Thursday, May 15, 2014

HRC And Boko Haram

State Department repeatedly rejected efforts to designate Boko Haram as a terrorist organization. In recent weeks, the group has exploded onto the world stage by kidnapping more than 250 girls at a Nigerian boarding school.

And since it was HRC's State Dept that failed to get ahead of the curve it could drop several metric tonnes of chiz  on HRC...

It is so clearly and vividly a terrorist organization that it seems indefensible that the State Department would have refused to designate it as such. A thorough investigation of the decision process that protected Boko Haram from 2011 until late 2013 could be devastating.
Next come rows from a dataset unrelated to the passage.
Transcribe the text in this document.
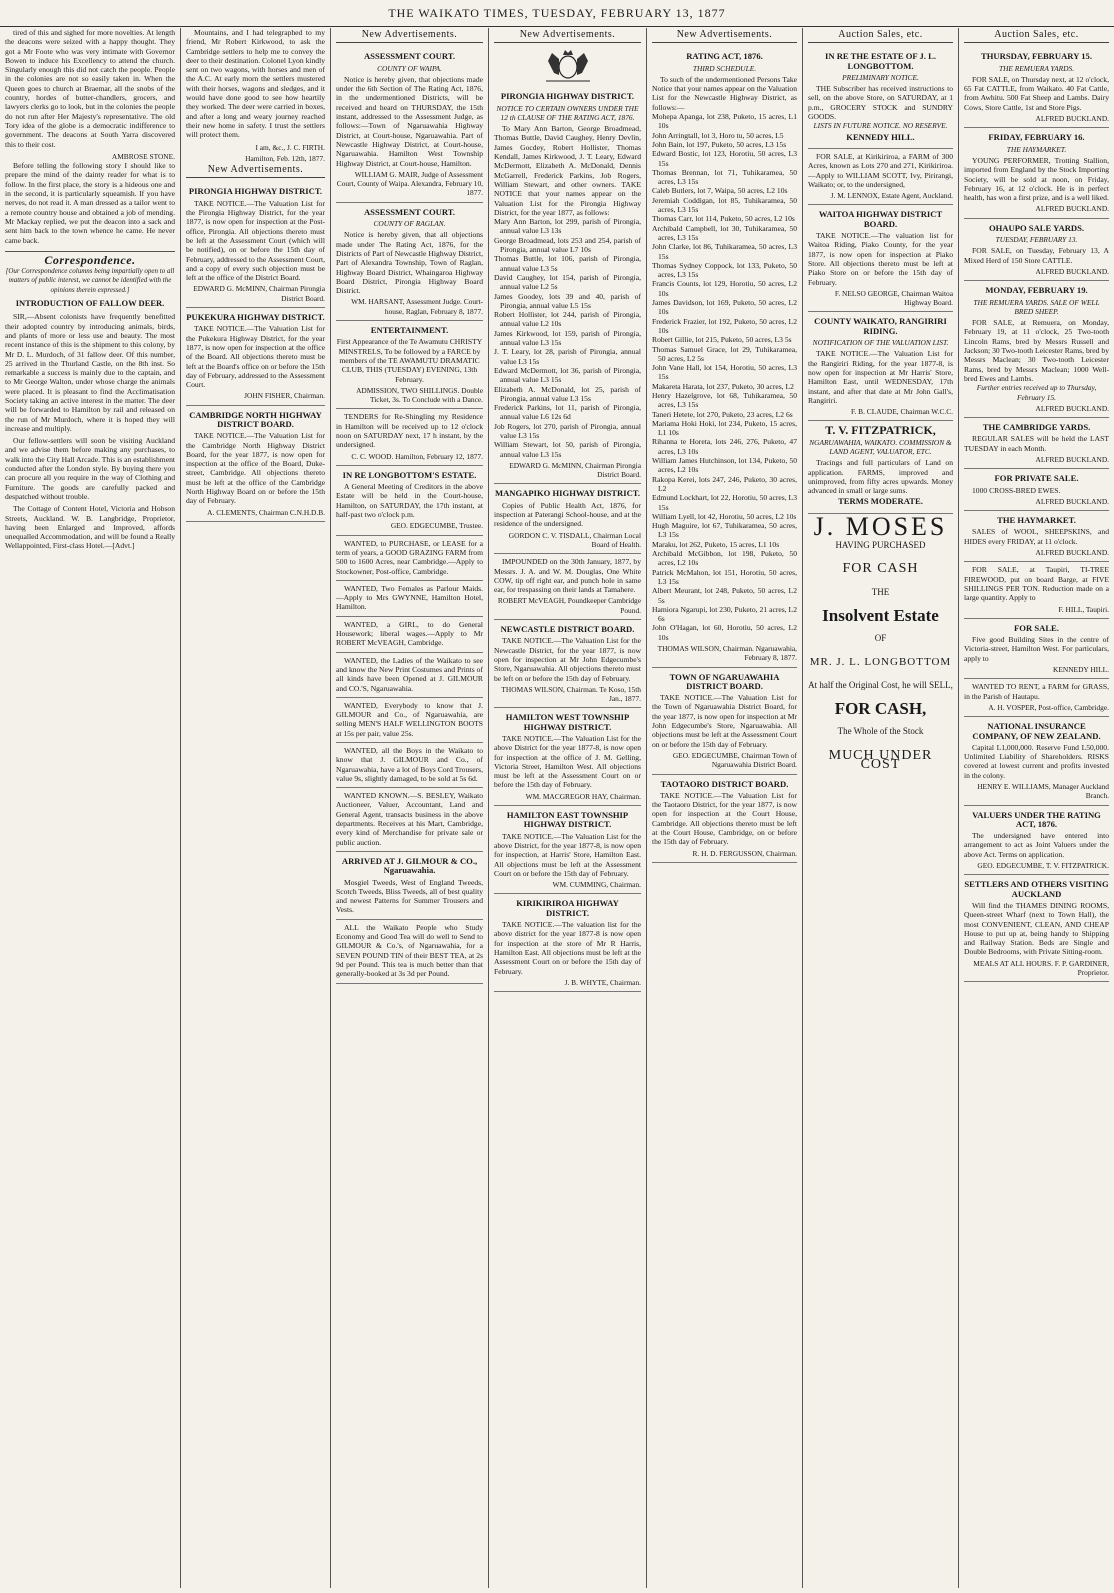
THE WAIKATO TIMES, TUESDAY, FEBRUARY 13, 1877

tired of this and sighed for more novelties. At length the deacons were seized with a happy thought. They got a Mr Foote who was very intimate with Governor Bowen to induce his Excellency to attend the church. Singularly enough this did not catch the people. People in the colonies are not so easily taken in. When the Queen goes to church at Braemar, all the snobs of the country, hordes of butter-chandlers, grocers, and lawyers clerks go to look, but in the colonies the people do not run after Her Majesty's representative. The old Tory idea of the globe is a democratic indifference to government. The deacons at South Yarra discovered this to their cost.

AMBROSE STONE.

Before telling the following story I should like to prepare the mind of the dainty reader for what is to follow. In the first place, the story is a hideous one and in the second, it is particularly squeamish. If you have nerves, do not read it. A man dressed as a tailor went to a remote country house and obtained a job of mending. Mr Mackay replied, we put the deacon into a sack and sent him back to the town whence he came. He never came back.

Correspondence.
[Our Correspondence columns being impartially open to all matters of public interest, we cannot be identified with the opinions therein expressed.]
INTRODUCTION OF FALLOW DEER.

SIR,—Absent colonists have frequently benefitted their adopted country by introducing animals, birds, and plants of more or less use and beauty. The most recent instance of this is the shipment to this colony, by Mr D. L. Murdoch, of 31 fallow deer. Of this number, 25 arrived in the Thurland Castle, on the 8th inst. So remarkable a success is mainly due to the captain, and to Mr George Walton, under whose charge the animals were placed. It is pleasant to find the Acclimatisation Society taking an active interest in the matter. The deer will be forwarded to Hamilton by rail and released on the run of Mr Murdoch, where it is hoped they will increase and multiply.

Our fellow-settlers will soon be visiting Auckland and we advise them before making any purchases, to walk into the City Hall Arcade. This is an establishment conducted after the London style. By buying there you can procure all you require in the way of Clothing and Furniture. The goods are carefully packed and despatched without trouble.

The Cottage of Content Hotel, Victoria and Hobson Streets, Auckland. W. B. Langbridge, Proprietor, having been Enlarged and Improved, affords unequalled Accommodation, and will be found a Really Wellappointed, First-class Hotel.—[Advt.]

Mountains, and I had telegraphed to my friend, Mr Robert Kirkwood, to ask the Cambridge settlers to help me to convey the deer to their destination. Colonel Lyon kindly sent on two wagons, with horses and men of the A.C. At early morn the settlers mustered with their horses, wagons and sledges, and it would have done good to see how heartily they worked. The deer were carried in boxes, and after a long and weary journey reached their new home in safety. I trust the settlers will protect them.

I am, &c., J. C. FIRTH.
Hamilton, Feb. 12th, 1877.
New Advertisements.
PIRONGIA HIGHWAY DISTRICT.

TAKE NOTICE.—The Valuation List for the Pirongia Highway District, for the year 1877, is now open for inspection at the Post-office, Pirongia. All objections thereto must be left at the Assessment Court (which will be notified), on or before the 15th day of February, addressed to the Assessment Court, and a copy of every such objection must be left at the office of the District Board.

EDWARD G. McMINN, Chairman Pirongia District Board.
PUKEKURA HIGHWAY DISTRICT.

TAKE NOTICE.—The Valuation List for the Pukekura Highway District, for the year 1877, is now open for inspection at the office of the Board. All objections thereto must be left at the Board's office on or before the 15th day of February, addressed to the Assessment Court.

JOHN FISHER, Chairman.
CAMBRIDGE NORTH HIGHWAY DISTRICT BOARD.

TAKE NOTICE.—The Valuation List for the Cambridge North Highway District Board, for the year 1877, is now open for inspection at the office of the Board, Duke-street, Cambridge. All objections thereto must be left at the office of the Cambridge North Highway Board on or before the 15th day of February.

A. CLEMENTS, Chairman C.N.H.D.B.
New Advertisements.
ASSESSMENT COURT.
COUNTY OF WAIPA.

Notice is hereby given, that objections made under the 6th Section of The Rating Act, 1876, in the undermentioned Districts, will be received and heard on THURSDAY, the 15th instant, addressed to the Assessment Judge, as follows:—Town of Ngaruawahia Highway District, at Court-house, Ngaruawahia. Part of Newcastle Highway District, at Court-house, Ngaruawahia. Hamilton West Township Highway District, at Court-house, Hamilton.

WILLIAM G. MAIR, Judge of Assessment Court, County of Waipa. Alexandra, February 10, 1877.
ASSESSMENT COURT.
COUNTY OF RAGLAN.

Notice is hereby given, that all objections made under The Rating Act, 1876, for the Districts of Part of Newcastle Highway District, Part of Alexandra Township, Town of Raglan, Highway Board District, Whaingaroa Highway Board District, Pirongia Highway Board District.

WM. HARSANT, Assessment Judge. Court-house, Raglan, February 8, 1877.
ENTERTAINMENT.

First Appearance of the Te Awamutu CHRISTY MINSTRELS, To be followed by a FARCE by members of the TE AWAMUTU DRAMATIC CLUB, THIS (TUESDAY) EVENING, 13th February.

ADMISSION, TWO SHILLINGS. Double Ticket, 3s. To Conclude with a Dance.

TENDERS for Re-Shingling my Residence in Hamilton will be received up to 12 o'clock noon on SATURDAY next, 17 h instant, by the undersigned.

C. C. WOOD. Hamilton, February 12, 1877.
IN RE LONGBOTTOM'S ESTATE.

A General Meeting of Creditors in the above Estate will be held in the Court-house, Hamilton, on SATURDAY, the 17th instant, at half-past two o'clock p.m.

GEO. EDGECUMBE, Trustee.

WANTED, to PURCHASE, or LEASE for a term of years, a GOOD GRAZING FARM from 500 to 1600 Acres, near Cambridge.—Apply to Stockowner, Post-office, Cambridge.

WANTED, Two Females as Parlour Maids.—Apply to Mrs GWYNNE, Hamilton Hotel, Hamilton.

WANTED, a GIRL, to do General Housework; liberal wages.—Apply to Mr ROBERT McVEAGH, Cambridge.

WANTED, the Ladies of the Waikato to see and know the New Print Costumes and Prints of all kinds have been Opened at J. GILMOUR and CO.'S, Ngaruawahia.

WANTED, Everybody to know that J. GILMOUR and Co., of Ngaruawahia, are selling MEN'S HALF WELLINGTON BOOTS at 15s per pair, value 25s.

WANTED, all the Boys in the Waikato to know that J. GILMOUR and Co., of Ngaruawahia, have a lot of Boys Cord Trousers, value 9s, slightly damaged, to be sold at 5s 6d.

WANTED KNOWN.—S. BESLEY, Waikato Auctioneer, Valuer, Accountant, Land and General Agent, transacts business in the above departments. Receives at his Mart, Cambridge, every kind of Merchandise for private sale or public auction.

ARRIVED AT J. GILMOUR & CO., Ngaruawahia.

Mosgiel Tweeds, West of England Tweeds, Scotch Tweeds, Bliss Tweeds, all of best quality and newest Patterns for Summer Trousers and Vests.

ALL the Waikato People who Study Economy and Good Tea will do well to Send to GILMOUR & Co.'s, of Ngaruawahia, for a SEVEN POUND TIN of their BEST TEA, at 2s 9d per Pound. This tea is much better than that generally-booked at 3s 3d per Pound.

New Advertisements.
PIRONGIA HIGHWAY DISTRICT.
NOTICE TO CERTAIN OWNERS UNDER THE 12 th CLAUSE OF THE RATING ACT, 1876.

To Mary Ann Barton, George Broadmead, Thomas Buttle, David Caughey, Henry Devlin, James Gocdey, Robert Hollister, Thomas Kendall, James Kirkwood, J. T. Leary, Edward McDermott, Elizabeth A. McDonald, Dennis McGarrell, Frederick Parkins, Job Rogers, William Stewart, and other owners. TAKE NOTICE that your names appear on the Valuation List for the Pirongia Highway District, for the year 1877, as follows:

Mary Ann Barton, lot 299, parish of Pirongia, annual value L3 13s

George Broadmead, lots 253 and 254, parish of Pirongia, annual value L7 10s

Thomas Buttle, lot 106, parish of Pirongia, annual value L3 5s

David Caughey, lot 154, parish of Pirongia, annual value L2 5s

James Goodey, lots 39 and 40, parish of Pirongia, annual value L5 15s

Robert Hollister, lot 244, parish of Pirongia, annual value L2 10s

James Kirkwood, lot 159, parish of Pirongia, annual value L3 15s

J. T. Leary, lot 28, parish of Pirongia, annual value L3 15s

Edward McDermott, lot 36, parish of Pirongia, annual value L3 15s

Elizabeth A. McDonald, lot 25, parish of Pirongia, annual value L3 15s

Frederick Parkins, lot 11, parish of Pirongia, annual value L6 12s 6d

Job Rogers, lot 270, parish of Pirongia, annual value L3 15s

William Stewart, lot 50, parish of Pirongia, annual value L3 15s

EDWARD G. McMINN, Chairman Pirongia District Board.
MANGAPIKO HIGHWAY DISTRICT.

Copies of Public Health Act, 1876, for inspection at Paterangi School-house, and at the residence of the undersigned.

GORDON C. V. TISDALL, Chairman Local Board of Health.

IMPOUNDED on the 30th January, 1877, by Messrs. J. A. and W. M. Douglas, One White COW, tip off right ear, and punch hole in same ear, for trespassing on their lands at Tamahere.

ROBERT McVEAGH, Poundkeeper Cambridge Pound.
NEWCASTLE DISTRICT BOARD.

TAKE NOTICE.—The Valuation List for the Newcastle District, for the year 1877, is now open for inspection at Mr John Edgecumbe's Store, Ngaruawahia. All objections thereto must be left on or before the 15th day of February.

THOMAS WILSON, Chairman. Te Koso, 15th Jan., 1877.
HAMILTON WEST TOWNSHIP HIGHWAY DISTRICT.

TAKE NOTICE.—The Valuation List for the above District for the year 1877-8, is now open for inspection at the office of J. M. Gelling, Victoria Street, Hamilton West. All objections must be left at the Assessment Court on or before the 15th day of February.

WM. MACGREGOR HAY, Chairman.
HAMILTON EAST TOWNSHIP HIGHWAY DISTRICT.

TAKE NOTICE.—The Valuation List for the above District, for the year 1877-8, is now open for inspection, at Harris' Store, Hamilton East. All objections must be left at the Assessment Court on or before the 15th day of February.

WM. CUMMING, Chairman.
KIRIKIRIROA HIGHWAY DISTRICT.

TAKE NOTICE.—The valuation list for the above district for the year 1877-8 is now open for inspection at the store of Mr R Harris, Hamilton East. All objections must be left at the Assessment Court on or before the 15th day of February.

J. B. WHYTE, Chairman.
New Advertisements.
RATING ACT, 1876.
THIRD SCHEDULE.

To such of the undermentioned Persons Take Notice that your names appear on the Valuation List for the Newcastle Highway District, as follows:—

Mohepa Apanga, lot 238, Puketo, 15 acres, L1 10s

John Arringtall, lot 3, Horo tu, 50 acres, L5

John Bain, lot 197, Puketo, 50 acres, L3 15s

Edward Bostic, lot 123, Horotiu, 50 acres, L3 15s

Thomas Brennan, lot 71, Tuhikaramea, 50 acres, L3 15s

Caleb Butlers, lot 7, Waipa, 50 acres, L2 10s

Jeremiah Coddigan, lot 85, Tuhikaramea, 50 acres, L3 15s

Thomas Carr, lot 114, Puketo, 50 acres, L2 10s

Archibald Campbell, lot 30, Tuhikaramea, 50 acres, L3 15s

John Clarke, lot 86, Tuhikaramea, 50 acres, L3 15s

Thomas Sydney Coppock, lot 133, Puketo, 50 acres, L3 15s

Francis Counts, lot 129, Horotiu, 50 acres, L2 10s

James Davidson, lot 169, Puketo, 50 acres, L2 10s

Frederick Frazier, lot 192, Puketo, 50 acres, L2 10s

Robert Gillie, lot 215, Puketo, 50 acres, L3 5s

Thomas Samuel Grace, lot 29, Tuhikaramea, 50 acres, L2 5s

John Vane Hall, lot 154, Horotiu, 50 acres, L3 15s

Makareta Harata, lot 237, Puketo, 30 acres, L2

Henry Hazelgrove, lot 68, Tuhikaramea, 50 acres, L3 15s

Taneri Hetete, lot 270, Puketo, 23 acres, L2 6s

Mariama Hoki Hoki, lot 234, Puketo, 15 acres, L1 10s

Rihanna te Horeta, lots 246, 276, Puketo, 47 acres, L3 10s

William James Hutchinson, lot 134, Puketo, 50 acres, L2 10s

Rakopa Kerei, lots 247, 246, Puketo, 30 acres, L2

Edmund Lockhart, lot 22, Horotiu, 50 acres, L3 15s

William Lyell, lot 42, Horotiu, 50 acres, L2 10s

Hugh Maguire, lot 67, Tuhikaramea, 50 acres, L3 15s

Maraku, lot 262, Puketo, 15 acres, L1 10s

Archibald McGibbon, lot 198, Puketo, 50 acres, L2 10s

Patrick McMahon, lot 151, Horotiu, 50 acres, L3 15s

Albert Meurant, lot 248, Puketo, 50 acres, L2 5s

Hamiora Ngarupi, lot 230, Puketo, 21 acres, L2 6s

John O'Hagan, lot 60, Horotiu, 50 acres, L2 10s

THOMAS WILSON, Chairman. Ngaruawahia, February 8, 1877.
TOWN OF NGARUAWAHIA DISTRICT BOARD.

TAKE NOTICE.—The Valuation List for the Town of Ngaruawahia District Board, for the year 1877, is now open for inspection at Mr John Edgecumbe's Store, Ngaruawahia. All objections must be left at the Assessment Court on or before the 15th day of February.

GEO. EDGECUMBE, Chairman Town of Ngaruawahia District Board.
TAOTAORO DISTRICT BOARD.

TAKE NOTICE.—The Valuation List for the Taotaoro District, for the year 1877, is now open for inspection at the Court House, Cambridge. All objections thereto must be left at the Court House, Cambridge, on or before the 15th day of February.

R. H. D. FERGUSSON, Chairman.
Auction Sales, etc.
IN RE THE ESTATE OF J. L. LONGBOTTOM.
PRELIMINARY NOTICE.

THE Subscriber has received instructions to sell, on the above Store, on SATURDAY, at 1 p.m., GROCERY STOCK and SUNDRY GOODS.

LISTS IN FUTURE NOTICE. NO RESERVE.
KENNEDY HILL.

FOR SALE, at Kirikiriroa, a FARM of 300 Acres, known as Lots 270 and 271, Kirikiriroa.—Apply to WILLIAM SCOTT, Ivy, Pirirangi, Waikato; or, to the undersigned,

J. M. LENNOX, Estate Agent, Auckland.
WAITOA HIGHWAY DISTRICT BOARD.

TAKE NOTICE.—The valuation list for Waitoa Riding, Piako County, for the year 1877, is now open for inspection at Piako Store. All objections thereto must be left at Piako Store on or before the 15th day of February.

F. NELSO GEORGE, Chairman Waitoa Highway Board.
COUNTY WAIKATO, RANGIRIRI RIDING.
NOTIFICATION OF THE VALUATION LIST.

TAKE NOTICE.—The Valuation List for the Rangiriri Riding, for the year 1877-8, is now open for inspection at Mr Harris' Store, Hamilton East, until WEDNESDAY, 17th instant, and after that date at Mr John Gall's, Rangiriri.

F. B. CLAUDE, Chairman W.C.C.
T. V. FITZPATRICK,
NGARUAWAHIA, WAIKATO. COMMISSION & LAND AGENT, VALUATOR, ETC.

Tracings and full particulars of Land on application. FARMS, improved and unimproved, from fifty acres upwards. Money advanced in small or large sums.

TERMS MODERATE.
J. MOSES
HAVING PURCHASED
FOR CASH
THE
Insolvent Estate
OF
MR. J. L. LONGBOTTOM
At half the Original Cost, he will SELL,
FOR CASH,
The Whole of the Stock
MUCH UNDER COST
Auction Sales, etc.
THURSDAY, FEBRUARY 15.
THE REMUERA YARDS.

FOR SALE, on Thursday next, at 12 o'clock, 65 Fat CATTLE, from Waikato. 40 Fat Cattle, from Awhitu. 500 Fat Sheep and Lambs. Dairy Cows, Store Cattle, 1st and Store Pigs.

ALFRED BUCKLAND.
FRIDAY, FEBRUARY 16.
THE HAYMARKET.

YOUNG PERFORMER, Trotting Stallion, imported from England by the Stock Importing Society, will be sold at noon, on Friday, February 16, at 12 o'clock. He is in perfect health, has won a first prize, and is a well liked.

ALFRED BUCKLAND.
OHAUPO SALE YARDS.
TUESDAY, FEBRUARY 13.

FOR SALE, on Tuesday, February 13, A Mixed Herd of 150 Store CATTLE.

ALFRED BUCKLAND.
MONDAY, FEBRUARY 19.
THE REMUERA YARDS. SALE OF WELL BRED SHEEP.

FOR SALE, at Remuera, on Monday, February 19, at 11 o'clock, 25 Two-tooth Lincoln Rams, bred by Messrs Russell and Jackson; 30 Two-tooth Leicester Rams, bred by Messrs Maclean; 30 Two-tooth Leicester Rams, bred by Messrs Maclean; 1000 Well-bred Ewes and Lambs.

Further entries received up to Thursday, February 15.
ALFRED BUCKLAND.
THE CAMBRIDGE YARDS.

REGULAR SALES will be held the LAST TUESDAY in each Month.

ALFRED BUCKLAND.
FOR PRIVATE SALE.

1000 CROSS-BRED EWES.

ALFRED BUCKLAND.
THE HAYMARKET.

SALES of WOOL, SHEEPSKINS, and HIDES every FRIDAY, at 11 o'clock.

ALFRED BUCKLAND.

FOR SALE, at Taupiri, TI-TREE FIREWOOD, put on board Barge, at FIVE SHILLINGS PER TON. Reduction made on a large quantity. Apply to

F. HILL, Taupiri.
FOR SALE.

Five good Building Sites in the centre of Victoria-street, Hamilton West. For particulars, apply to

KENNEDY HILL.

WANTED TO RENT, a FARM for GRASS, in the Parish of Hautapu.

A. H. VOSPER, Post-office, Cambridge.
NATIONAL INSURANCE COMPANY, OF NEW ZEALAND.

Capital L1,000,000. Reserve Fund L50,000. Unlimited Liability of Shareholders. RISKS covered at lowest current and profits invested in the colony.

HENRY E. WILLIAMS, Manager Auckland Branch.
VALUERS UNDER THE RATING ACT, 1876.

The undersigned have entered into arrangement to act as Joint Valuers under the above Act. Terms on application.

GEO. EDGECUMBE, T. V. FITZPATRICK.
SETTLERS AND OTHERS VISITING AUCKLAND

Will find the THAMES DINING ROOMS, Queen-street Wharf (next to Town Hall), the most CONVENIENT, CLEAN, AND CHEAP House to put up at, being handy to Shipping and Railway Station. Beds are Single and Double Bedrooms, with Private Sitting-room.

MEALS AT ALL HOURS. F. P. GARDINER, Proprietor.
It is a potentially devastating addition to a record as secretary of state that included a number of decisions favoring the Muslim Brotherhood in Egypt (after abandoning a longtime U.S. ally there), as well as appeasing a virulently anti-American regime in Iran -- moves that have not turned out so well, to say the least.
 
Now the Boko Haram decision raises a whole new set of questions.
 
How could the Clinton State Department reject naming Boko Haram as a terrorist group?
 
Who was involved in blocking Boko Haram's terrorist designation?
 
Are any of the so-called experts who were totally wrong still at the State Department?
 
Did Clinton have anything to do with refusing to designate Boko Haram?
 
If not, was she even aware of the controversy? Shouldn't she certainly have been aware, considering the number of federal agencies and members of Congress that were asking her to designate the organization?
 
These questions about Clinton's record are potentially even more serious than the questions about Benghazi. As Congressman Patrick Meehan, who chairs the House Homeland Security Subcommittee on Counterterrorism and Intelligence, told Rogin, by failing to designate Boko Haram as a terrorist organization in 2011, "We lost two years of increased scrutiny. The kind of support that is taking place now would have been in place two years ago."
 
In light of the recent events in Nigeria, former Secretary Clinton and other key State Department officials owe the American people some answers about their decisions.